France | France, Conseil d'État, 6ème chambre, 12 décembre 2018, 415334


Par un mémoire et cinq nouveaux mémoires, enregistrés les 14 septembre, 4, 8, 21 et 22 octobre et 5 novembre 2018 au secrétariat du contentieux du Conseil d'État, présentés en application de l'article 23-5 de l'ordonnance n° 58-1067 du 7 novembre 1958, Mme B... demande au Conseil d'État, à l'appui de sa requête tendant à l'annulation pour excès de pouvoir de la décision du 3 août 2017 par laquelle le garde des sceaux, ministre de la justice, a prononcé à son encontre la sanction de blâme, de renvoyer au Conseil constitutionnel la question de la conformité aux droits et liber

tés garantis par la Constitution des dispositions de l'article 48 ...
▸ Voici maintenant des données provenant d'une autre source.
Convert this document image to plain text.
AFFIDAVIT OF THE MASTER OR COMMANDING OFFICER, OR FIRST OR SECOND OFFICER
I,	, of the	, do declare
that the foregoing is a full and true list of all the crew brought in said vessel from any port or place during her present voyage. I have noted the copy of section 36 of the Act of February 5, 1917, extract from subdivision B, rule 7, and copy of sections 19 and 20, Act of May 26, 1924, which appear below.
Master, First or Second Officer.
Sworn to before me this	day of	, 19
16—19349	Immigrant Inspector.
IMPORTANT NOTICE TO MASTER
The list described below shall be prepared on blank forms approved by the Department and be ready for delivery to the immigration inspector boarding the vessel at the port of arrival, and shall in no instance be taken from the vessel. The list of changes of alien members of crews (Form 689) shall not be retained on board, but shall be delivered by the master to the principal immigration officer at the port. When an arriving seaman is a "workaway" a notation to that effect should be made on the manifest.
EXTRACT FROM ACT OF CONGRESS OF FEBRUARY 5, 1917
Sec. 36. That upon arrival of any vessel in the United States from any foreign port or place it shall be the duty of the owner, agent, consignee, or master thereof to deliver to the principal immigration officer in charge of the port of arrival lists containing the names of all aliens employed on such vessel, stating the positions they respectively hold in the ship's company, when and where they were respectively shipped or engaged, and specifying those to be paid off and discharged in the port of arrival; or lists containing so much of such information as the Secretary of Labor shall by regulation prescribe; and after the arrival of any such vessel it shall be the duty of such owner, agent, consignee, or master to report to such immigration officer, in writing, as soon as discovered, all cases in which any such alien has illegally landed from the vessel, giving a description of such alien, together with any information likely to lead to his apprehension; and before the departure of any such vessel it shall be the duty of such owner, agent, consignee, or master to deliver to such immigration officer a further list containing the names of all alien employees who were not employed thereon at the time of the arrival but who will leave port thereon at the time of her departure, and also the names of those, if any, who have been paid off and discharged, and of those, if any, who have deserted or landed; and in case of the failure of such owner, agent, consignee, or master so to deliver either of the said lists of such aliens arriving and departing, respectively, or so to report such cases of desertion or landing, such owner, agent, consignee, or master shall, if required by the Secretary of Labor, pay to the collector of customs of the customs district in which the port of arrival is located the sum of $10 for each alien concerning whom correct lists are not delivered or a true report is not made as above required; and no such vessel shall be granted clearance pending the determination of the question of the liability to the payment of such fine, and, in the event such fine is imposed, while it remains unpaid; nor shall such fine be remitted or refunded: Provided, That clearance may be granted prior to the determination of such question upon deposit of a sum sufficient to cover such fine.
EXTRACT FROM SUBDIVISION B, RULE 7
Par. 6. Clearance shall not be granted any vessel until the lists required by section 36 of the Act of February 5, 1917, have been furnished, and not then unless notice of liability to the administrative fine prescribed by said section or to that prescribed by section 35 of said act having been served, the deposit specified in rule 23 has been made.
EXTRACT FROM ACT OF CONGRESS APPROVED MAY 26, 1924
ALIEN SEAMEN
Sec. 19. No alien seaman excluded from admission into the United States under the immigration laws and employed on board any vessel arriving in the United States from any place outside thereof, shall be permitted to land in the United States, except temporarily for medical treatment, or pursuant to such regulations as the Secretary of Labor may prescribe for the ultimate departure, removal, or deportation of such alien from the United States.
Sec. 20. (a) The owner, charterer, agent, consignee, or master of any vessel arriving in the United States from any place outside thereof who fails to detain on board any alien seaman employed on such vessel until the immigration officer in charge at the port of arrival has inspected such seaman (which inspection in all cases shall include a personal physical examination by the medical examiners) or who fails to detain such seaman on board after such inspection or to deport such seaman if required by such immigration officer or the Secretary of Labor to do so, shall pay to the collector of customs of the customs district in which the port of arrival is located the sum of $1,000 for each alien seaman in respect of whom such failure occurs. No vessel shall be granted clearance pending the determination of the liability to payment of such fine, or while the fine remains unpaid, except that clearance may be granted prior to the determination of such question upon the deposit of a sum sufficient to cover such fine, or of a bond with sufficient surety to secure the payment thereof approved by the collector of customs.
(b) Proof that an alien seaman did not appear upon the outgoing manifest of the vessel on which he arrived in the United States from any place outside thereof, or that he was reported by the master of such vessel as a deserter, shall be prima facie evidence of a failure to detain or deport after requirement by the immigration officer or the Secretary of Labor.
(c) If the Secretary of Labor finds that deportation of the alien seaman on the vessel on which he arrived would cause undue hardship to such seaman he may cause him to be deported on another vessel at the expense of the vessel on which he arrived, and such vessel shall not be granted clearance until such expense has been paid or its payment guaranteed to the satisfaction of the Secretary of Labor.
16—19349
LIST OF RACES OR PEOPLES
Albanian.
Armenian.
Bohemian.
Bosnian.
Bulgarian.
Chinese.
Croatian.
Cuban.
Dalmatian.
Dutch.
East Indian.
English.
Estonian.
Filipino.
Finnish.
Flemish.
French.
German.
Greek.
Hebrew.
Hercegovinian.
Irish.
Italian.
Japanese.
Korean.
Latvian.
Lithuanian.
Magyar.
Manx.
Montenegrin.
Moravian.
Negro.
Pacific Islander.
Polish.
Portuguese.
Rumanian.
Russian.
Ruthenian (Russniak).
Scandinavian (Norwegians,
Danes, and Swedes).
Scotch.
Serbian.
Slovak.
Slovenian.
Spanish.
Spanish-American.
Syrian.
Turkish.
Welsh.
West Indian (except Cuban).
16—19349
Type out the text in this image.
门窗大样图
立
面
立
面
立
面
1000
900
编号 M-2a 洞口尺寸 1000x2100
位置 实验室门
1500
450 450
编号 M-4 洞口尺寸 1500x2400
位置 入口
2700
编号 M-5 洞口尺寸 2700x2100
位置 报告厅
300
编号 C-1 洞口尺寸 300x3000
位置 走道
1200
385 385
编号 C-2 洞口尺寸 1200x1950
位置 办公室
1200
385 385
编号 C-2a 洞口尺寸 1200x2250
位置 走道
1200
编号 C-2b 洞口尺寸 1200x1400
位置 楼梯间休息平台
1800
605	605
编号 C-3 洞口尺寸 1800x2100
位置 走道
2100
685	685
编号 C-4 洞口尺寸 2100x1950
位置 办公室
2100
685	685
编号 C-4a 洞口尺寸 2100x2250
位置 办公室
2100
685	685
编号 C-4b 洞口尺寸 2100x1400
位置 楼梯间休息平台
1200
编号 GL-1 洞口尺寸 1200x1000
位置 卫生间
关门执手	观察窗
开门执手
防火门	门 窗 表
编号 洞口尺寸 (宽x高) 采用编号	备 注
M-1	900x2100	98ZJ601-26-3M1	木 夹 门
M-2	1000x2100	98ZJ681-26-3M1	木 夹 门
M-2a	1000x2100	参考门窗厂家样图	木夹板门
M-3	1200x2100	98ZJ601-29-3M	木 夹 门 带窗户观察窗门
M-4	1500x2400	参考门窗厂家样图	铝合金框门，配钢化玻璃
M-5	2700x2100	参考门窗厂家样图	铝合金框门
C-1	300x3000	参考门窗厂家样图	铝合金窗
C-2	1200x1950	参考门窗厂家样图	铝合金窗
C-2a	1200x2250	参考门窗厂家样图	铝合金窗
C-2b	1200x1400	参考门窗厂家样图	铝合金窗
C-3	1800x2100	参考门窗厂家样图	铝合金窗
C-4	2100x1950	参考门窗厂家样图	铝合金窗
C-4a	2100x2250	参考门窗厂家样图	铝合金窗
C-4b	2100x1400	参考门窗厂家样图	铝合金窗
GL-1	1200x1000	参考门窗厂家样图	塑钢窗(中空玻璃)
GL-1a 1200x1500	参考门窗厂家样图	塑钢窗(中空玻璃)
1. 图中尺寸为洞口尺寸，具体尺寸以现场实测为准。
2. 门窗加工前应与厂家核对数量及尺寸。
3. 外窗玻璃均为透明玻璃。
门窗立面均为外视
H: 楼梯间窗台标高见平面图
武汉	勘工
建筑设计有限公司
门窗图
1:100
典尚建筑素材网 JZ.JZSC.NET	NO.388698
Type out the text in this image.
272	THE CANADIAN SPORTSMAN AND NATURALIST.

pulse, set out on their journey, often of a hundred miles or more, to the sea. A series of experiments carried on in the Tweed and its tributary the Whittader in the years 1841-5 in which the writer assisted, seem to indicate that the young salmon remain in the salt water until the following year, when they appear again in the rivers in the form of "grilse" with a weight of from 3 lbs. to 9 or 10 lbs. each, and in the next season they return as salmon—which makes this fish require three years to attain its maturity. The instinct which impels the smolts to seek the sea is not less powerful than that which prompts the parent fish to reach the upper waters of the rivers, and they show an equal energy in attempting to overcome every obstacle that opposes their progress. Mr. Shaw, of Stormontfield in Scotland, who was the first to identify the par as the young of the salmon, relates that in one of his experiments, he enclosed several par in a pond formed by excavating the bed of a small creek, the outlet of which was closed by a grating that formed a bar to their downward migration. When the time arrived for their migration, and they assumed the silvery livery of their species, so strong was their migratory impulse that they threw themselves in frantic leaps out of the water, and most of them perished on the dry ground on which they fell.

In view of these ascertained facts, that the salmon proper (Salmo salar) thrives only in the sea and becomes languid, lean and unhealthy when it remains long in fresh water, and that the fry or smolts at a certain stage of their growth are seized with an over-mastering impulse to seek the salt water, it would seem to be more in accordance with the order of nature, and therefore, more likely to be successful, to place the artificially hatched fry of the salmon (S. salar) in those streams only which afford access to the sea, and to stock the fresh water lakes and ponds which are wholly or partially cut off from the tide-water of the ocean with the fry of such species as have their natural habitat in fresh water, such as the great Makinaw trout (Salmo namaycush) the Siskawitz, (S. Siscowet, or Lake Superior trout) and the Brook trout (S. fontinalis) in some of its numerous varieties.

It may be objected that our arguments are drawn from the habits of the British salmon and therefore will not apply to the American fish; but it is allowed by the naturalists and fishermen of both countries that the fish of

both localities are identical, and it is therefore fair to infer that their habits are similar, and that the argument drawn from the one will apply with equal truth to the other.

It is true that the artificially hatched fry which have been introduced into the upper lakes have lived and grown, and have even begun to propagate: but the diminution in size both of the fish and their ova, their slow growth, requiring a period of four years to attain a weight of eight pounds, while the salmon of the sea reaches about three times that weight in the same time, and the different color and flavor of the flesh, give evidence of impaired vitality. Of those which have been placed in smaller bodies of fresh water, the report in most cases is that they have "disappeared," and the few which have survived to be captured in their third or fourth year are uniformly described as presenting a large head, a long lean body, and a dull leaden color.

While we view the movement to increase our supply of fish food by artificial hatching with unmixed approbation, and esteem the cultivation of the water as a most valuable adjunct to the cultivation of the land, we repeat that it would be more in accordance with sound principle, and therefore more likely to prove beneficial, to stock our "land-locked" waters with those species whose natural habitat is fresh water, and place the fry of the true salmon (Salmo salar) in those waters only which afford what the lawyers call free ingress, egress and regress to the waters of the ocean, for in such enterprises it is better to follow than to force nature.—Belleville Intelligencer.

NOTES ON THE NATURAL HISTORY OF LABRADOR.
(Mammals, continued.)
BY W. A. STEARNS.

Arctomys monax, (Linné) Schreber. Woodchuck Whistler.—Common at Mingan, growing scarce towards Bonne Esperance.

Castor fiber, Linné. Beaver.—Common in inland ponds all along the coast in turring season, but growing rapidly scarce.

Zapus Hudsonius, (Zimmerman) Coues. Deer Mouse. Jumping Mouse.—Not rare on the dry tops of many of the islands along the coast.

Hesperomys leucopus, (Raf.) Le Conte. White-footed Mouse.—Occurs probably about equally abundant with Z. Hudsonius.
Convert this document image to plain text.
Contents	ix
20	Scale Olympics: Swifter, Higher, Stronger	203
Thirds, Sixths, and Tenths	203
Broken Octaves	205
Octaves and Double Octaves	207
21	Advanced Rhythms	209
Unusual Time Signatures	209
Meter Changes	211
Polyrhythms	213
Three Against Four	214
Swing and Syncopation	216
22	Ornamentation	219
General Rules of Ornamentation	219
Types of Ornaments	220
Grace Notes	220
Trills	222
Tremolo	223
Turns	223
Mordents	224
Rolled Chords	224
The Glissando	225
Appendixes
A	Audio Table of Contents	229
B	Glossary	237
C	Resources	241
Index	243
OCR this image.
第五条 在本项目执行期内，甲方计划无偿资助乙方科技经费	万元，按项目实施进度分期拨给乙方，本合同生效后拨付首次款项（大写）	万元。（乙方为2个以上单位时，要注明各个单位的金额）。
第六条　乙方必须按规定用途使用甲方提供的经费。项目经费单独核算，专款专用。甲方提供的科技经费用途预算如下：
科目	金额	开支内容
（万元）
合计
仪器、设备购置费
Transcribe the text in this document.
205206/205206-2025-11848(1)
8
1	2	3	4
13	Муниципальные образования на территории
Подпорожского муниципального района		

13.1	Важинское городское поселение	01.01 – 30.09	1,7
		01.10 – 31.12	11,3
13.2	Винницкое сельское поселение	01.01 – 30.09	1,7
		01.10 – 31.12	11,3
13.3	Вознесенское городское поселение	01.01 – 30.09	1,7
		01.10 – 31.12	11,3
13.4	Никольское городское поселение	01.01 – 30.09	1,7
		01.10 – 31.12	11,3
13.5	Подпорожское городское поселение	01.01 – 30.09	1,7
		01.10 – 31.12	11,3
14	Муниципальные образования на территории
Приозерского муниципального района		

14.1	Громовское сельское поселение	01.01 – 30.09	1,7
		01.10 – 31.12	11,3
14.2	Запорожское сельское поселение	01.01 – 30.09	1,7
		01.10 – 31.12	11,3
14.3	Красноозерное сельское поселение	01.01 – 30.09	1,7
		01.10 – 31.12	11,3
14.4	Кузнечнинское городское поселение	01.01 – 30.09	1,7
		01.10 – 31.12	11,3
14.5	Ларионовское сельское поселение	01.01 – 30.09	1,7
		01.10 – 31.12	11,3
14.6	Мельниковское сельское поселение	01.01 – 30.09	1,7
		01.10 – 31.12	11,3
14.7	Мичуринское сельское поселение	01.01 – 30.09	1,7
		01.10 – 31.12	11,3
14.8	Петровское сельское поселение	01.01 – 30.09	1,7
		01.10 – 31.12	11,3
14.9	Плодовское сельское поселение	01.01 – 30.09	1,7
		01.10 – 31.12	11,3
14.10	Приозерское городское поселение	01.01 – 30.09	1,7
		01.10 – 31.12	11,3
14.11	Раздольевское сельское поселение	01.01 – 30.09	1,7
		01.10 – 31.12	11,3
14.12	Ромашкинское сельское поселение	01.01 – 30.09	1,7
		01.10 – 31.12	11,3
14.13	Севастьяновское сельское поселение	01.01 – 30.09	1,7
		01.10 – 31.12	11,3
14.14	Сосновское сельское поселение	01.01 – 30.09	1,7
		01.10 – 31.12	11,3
Par un mémoire et cinq nouveaux mémoires, enregistrés les 14 septembre, 4, 8, 21 et 22 octobre et 5 novembre 2018 au secrétariat du contentieux du Conseil d'État, présentés en application de l'article 23-5 de l'ordonnance n° 58-1067 du 7 novembre 1958, Mme B... demande au Conseil d'État, à l'appui de sa requête tendant à l'annulation pour excès de pouvoir de la décision du 3 août 2017 par laquelle le garde des sceaux, ministre de la justice, a prononcé à son encontre la sanction de blâme, de renvoyer au Conseil constitutionnel la question de la conformité aux droits et libertés garantis par la Constitution des dispositions de l'article 48 et des articles 58-1 à 66 de l'ordonnance n° 58-1270 du 22 décembre 1958 portant loi organique relative au statut de la magistrature.

Vu les autres pièces des dossiers ;

Vu :

- la Constitution, notamment son Préambule et ses articles 61-1 et 64 ;

- l'ordonnance n° 58-1067 du 7 novembre 1958 ;

- l'ordonnance n° 58-1270 du 22 décembre 1958 ;

- les décisions n° 78-103 DC du 17 janvier 1979, n° 93-336 DC du 27 janvier 1994, n° 2001-445 DC du 19 juin 2001, n° 2010-611 DC du 19 juillet 2010 et n° 2016-732 DC du 28 juillet 2016 du Conseil constitutionnel ;

- le code de justice administrative ;

Après avoir entendu en séance publique :

- le rapport de Mme Coralie Albumazard, maître des requêtes en service extraordinaire,

- les conclusions de M. Louis Dutheillet de Lamothe, rapporteur public.

La parole ayant été donnée, avant et après les conclusions, à la SCP Thouin-Palat, Boucard, avocat de MmeA....

Vu la note en délibéré, enregistrée le 29 novembre 2018, présentée par Mme A....

1. Aux termes du premier alinéa de l'article 23-5 de l'ordonnance du 7 novembre 1958 portant loi organique sur le Conseil constitutionnel : " Le moyen tiré de ce qu'une disposition législative porte atteinte aux droits et libertés garantis par la Constitution peut être soulevé, y compris pour la première fois en cassation, à l'occasion d'une instance devant le Conseil d'État (...) ". Il résulte des dispositions de ce même article que le Conseil constitutionnel est saisi de la question prioritaire de constitutionnalité à la triple condition que la disposition contestée soit applicable au litige ou à la procédure, qu'elle n'ait pas déjà été déclarée conforme à la Constitution dans les motifs et le dispositif d'une décision du Conseil constitutionnel, sauf changement des circonstances, et que la question soit nouvelle ou présente un caractère sérieux.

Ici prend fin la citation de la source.